Almost all the presentations reflected the practical engagement of those at the conference. Sue Encherman from the NorthWest Justice Project led off with a very grounded account of updating their whole IT system to incorporate additions such as Skype for Business and a capacity for lawyers’ mobile phones to be routed through the project switchboard. Her takeaway: ‘Keep on top of consultants: beware minimum hardware requirements’. A number covered practical ways of managing or producing content. Katrina Miller from the Florida Justice Technology Centre was concerned with the issue of security for the centre’s domestic violence victims. Her takeaway for her client group: ‘Minimise data collection and get rid of data as soon as you can; explore ways in which your users can doctor their internet history’. Anna Steele of Just-Tech, Caroline Robinson of the Massachusetts Law Reform Institute and Jack Haycock of Pine Tree Legal Assistance talked, respectively, about ways in which content should be scanned for clear meaning, readability and gender neutrality. Chuck Hays of the Florida Bar Association talked of the use of a programme to maximise the matching of pro bono assistance to need.

Two of the most interesting presentations – at least from the perspective of international comparison – were from two not for profits – Keith Porcaro of SIMLab and Jonathan Petts from Upsolve. Keith made a pitch for using interactive forms with more sophistication and content than is usual. For example, in relation to a calculator of eligibility giving the answer ‘Yes, you qualify’ or ‘No, you don’t’, he argued that the content should be expanded so that users can see where the eligibility lines are. People, he thought, needed to know how the services work and what tests they are applying. So, they should ge provided with an explanation of why they are or are not eligible and encouraged to see what change to their circumstances might make a difference. He backed the principle of what he called ‘explanatory transparency’.

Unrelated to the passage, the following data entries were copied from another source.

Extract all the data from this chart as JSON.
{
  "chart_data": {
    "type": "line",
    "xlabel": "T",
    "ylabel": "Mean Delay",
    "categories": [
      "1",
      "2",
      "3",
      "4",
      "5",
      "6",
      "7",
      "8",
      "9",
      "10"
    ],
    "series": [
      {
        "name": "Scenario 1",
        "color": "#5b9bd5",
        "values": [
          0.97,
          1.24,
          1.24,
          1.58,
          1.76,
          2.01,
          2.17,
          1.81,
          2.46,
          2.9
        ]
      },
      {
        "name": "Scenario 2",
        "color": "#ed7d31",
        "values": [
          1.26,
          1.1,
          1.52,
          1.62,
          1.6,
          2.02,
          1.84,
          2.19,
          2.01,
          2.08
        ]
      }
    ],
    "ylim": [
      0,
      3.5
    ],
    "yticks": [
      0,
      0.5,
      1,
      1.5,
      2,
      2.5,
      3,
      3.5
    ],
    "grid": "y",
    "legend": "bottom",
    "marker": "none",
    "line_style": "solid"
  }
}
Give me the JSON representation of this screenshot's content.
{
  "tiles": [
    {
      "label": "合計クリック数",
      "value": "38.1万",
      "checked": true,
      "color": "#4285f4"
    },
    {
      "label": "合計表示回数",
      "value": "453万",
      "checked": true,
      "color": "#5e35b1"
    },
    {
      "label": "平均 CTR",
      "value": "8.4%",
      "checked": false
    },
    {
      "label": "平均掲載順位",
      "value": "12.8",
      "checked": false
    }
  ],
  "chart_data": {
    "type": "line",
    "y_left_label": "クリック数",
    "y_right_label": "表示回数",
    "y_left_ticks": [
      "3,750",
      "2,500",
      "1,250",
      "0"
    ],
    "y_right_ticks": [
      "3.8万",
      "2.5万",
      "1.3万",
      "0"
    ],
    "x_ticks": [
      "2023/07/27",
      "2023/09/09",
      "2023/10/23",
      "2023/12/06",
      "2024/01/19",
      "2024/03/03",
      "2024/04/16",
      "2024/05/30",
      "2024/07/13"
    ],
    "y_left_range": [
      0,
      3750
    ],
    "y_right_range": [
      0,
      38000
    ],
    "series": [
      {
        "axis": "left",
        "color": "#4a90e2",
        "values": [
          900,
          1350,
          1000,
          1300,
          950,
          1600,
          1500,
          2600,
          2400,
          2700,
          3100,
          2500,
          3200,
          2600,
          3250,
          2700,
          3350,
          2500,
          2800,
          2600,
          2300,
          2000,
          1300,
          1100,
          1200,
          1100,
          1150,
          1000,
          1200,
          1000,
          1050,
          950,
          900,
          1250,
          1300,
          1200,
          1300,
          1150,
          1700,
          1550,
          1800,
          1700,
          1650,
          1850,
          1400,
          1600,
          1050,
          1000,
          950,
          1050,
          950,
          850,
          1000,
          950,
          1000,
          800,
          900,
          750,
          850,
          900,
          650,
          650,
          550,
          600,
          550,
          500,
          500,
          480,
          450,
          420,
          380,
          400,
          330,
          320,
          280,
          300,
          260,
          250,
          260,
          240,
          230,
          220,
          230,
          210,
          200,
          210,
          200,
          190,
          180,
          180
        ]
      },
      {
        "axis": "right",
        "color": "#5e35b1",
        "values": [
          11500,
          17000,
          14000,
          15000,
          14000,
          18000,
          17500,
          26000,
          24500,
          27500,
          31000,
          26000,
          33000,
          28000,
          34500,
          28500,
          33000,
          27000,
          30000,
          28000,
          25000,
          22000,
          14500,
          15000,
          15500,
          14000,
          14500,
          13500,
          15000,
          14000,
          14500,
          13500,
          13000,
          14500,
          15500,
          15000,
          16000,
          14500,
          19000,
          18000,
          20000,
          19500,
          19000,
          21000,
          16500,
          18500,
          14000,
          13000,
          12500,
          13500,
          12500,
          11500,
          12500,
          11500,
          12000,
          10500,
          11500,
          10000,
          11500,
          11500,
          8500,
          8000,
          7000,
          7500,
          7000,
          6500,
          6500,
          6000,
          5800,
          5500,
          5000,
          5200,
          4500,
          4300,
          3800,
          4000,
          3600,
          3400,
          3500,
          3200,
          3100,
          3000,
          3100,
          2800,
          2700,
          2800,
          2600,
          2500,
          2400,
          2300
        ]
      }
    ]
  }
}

Jonathan was involved in building a programme to deal with bankruptcy where need outstripped the ability of programmes to provide full service representation. His programme was designed to encourage users to do most of the work and to provide a role for only ‘light touch attorney review’. This is remarkably similar to the way in which programmes like the English Siaro are developing. This describes itself as ‘is an online platform that allows you to gather all relevant client information prior to initial consultation in divorce and separation cases. This client information can then be accessed through a simple online dashboard, putting you in full possession of the facts ahead of your first meeting.’ This is not quite the same in detail but it is the same basic idea: take the client through a prior online process and cut the time and expense of the lawyer that checks the result.

It would be good – though obviously difficult – to develop a way in which similar innovations in different jurisdictions could be brought together. Video feeds on the web would make that possible. Now, there is an idea – an international, web-based rapid fire tech presentation bringing together the best from around the world. Too much perhaps for now but the LSC showed how useful this form of presentation can be.